Originally Posted By: Oldtom
I was one of the original " Fram Haters " In 1987, a bunch of guys at work got curious and bought a Fram orange can, AC Delco, and Purolator oil filter. We had a huge belt sander with a 4 inch wide belt. The filters were opened by sanding the crimp til the base plate came off. The other filters looked OK but the Fram end cap bonding was horrible. The slightest pull would cause the end cap to pull away. My job was manufacturing industrial air dryers and filters and we had a bunch of sharp engineers. All of the engineers were surprised at the lack of bond strength. I quit buying Frams then and just recently started back.
I made several mistakes with this test: A sample size of one part. The vibration of the belt sander may have broken the end cap bond. I spent years downing Fram without consdering that they might improve ( happens, even in a corporation ) or change hands.
I think Fram has stepped up their game and the OCOD is an OK econo filter. If the fiber end caps keep you up at night, get an Ultra, Wix, AC Delco, or whatever you want. I just got an oil filter cutter and will try to get some old filters for a cut and post. I am curious about the bond strength now.

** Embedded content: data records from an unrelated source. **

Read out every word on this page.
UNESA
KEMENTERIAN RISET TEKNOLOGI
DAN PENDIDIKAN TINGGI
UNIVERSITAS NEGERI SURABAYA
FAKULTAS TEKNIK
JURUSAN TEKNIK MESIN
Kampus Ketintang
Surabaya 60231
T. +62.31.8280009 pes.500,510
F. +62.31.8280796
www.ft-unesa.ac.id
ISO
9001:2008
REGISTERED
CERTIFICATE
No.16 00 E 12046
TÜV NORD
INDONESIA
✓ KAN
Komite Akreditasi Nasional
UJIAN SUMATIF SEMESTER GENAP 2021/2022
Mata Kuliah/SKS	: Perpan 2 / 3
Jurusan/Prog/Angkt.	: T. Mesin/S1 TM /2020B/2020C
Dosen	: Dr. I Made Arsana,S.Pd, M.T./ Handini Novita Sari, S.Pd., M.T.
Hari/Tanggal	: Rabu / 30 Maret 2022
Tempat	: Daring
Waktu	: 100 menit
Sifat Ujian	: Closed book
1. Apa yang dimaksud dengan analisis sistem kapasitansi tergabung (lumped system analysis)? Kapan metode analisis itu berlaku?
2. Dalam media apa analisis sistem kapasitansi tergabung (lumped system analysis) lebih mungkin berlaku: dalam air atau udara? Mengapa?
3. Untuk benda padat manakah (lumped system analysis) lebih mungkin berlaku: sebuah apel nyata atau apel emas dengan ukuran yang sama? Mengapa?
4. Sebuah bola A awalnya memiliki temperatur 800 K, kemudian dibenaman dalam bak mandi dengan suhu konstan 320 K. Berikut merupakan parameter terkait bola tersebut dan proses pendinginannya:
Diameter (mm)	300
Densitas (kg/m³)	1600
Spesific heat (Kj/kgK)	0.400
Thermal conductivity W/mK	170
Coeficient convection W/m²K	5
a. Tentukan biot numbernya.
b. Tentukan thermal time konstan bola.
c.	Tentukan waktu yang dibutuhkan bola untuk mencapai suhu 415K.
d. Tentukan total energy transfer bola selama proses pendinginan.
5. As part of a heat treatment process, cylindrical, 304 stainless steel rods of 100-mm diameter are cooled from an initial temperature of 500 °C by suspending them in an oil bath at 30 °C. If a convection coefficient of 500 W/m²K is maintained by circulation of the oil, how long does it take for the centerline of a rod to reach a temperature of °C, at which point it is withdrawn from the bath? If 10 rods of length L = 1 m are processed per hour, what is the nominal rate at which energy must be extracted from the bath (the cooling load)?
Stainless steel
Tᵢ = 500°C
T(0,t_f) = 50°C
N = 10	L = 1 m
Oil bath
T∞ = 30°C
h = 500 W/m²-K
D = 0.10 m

Honesty is rare these days
I see the same guys post about other items besides cars-filters etc.
They are spouting their experience in 1982 when it went bad or was bad.
Forgetting it is now many generations better or totally different.
I see it with guns as well. The guns were revised 15 times by three different owners and actually has no common parts
to the original and still they post on.
I use nothing but Ultras but If I ran Fram the corporation, I'd dump the OCOD and any other Internet troubled products
and that would end that. The troublemakers would be flamed because they don't even have a clue they are gone.
In my business having tiered products was troublesome. Make the best you can make and without making several versions you
can drop the cost of the premium product. Bring the Ultra to $6 retail and nobody can compete. And you don't have to cheapen
it up any as volume itself brings down the price.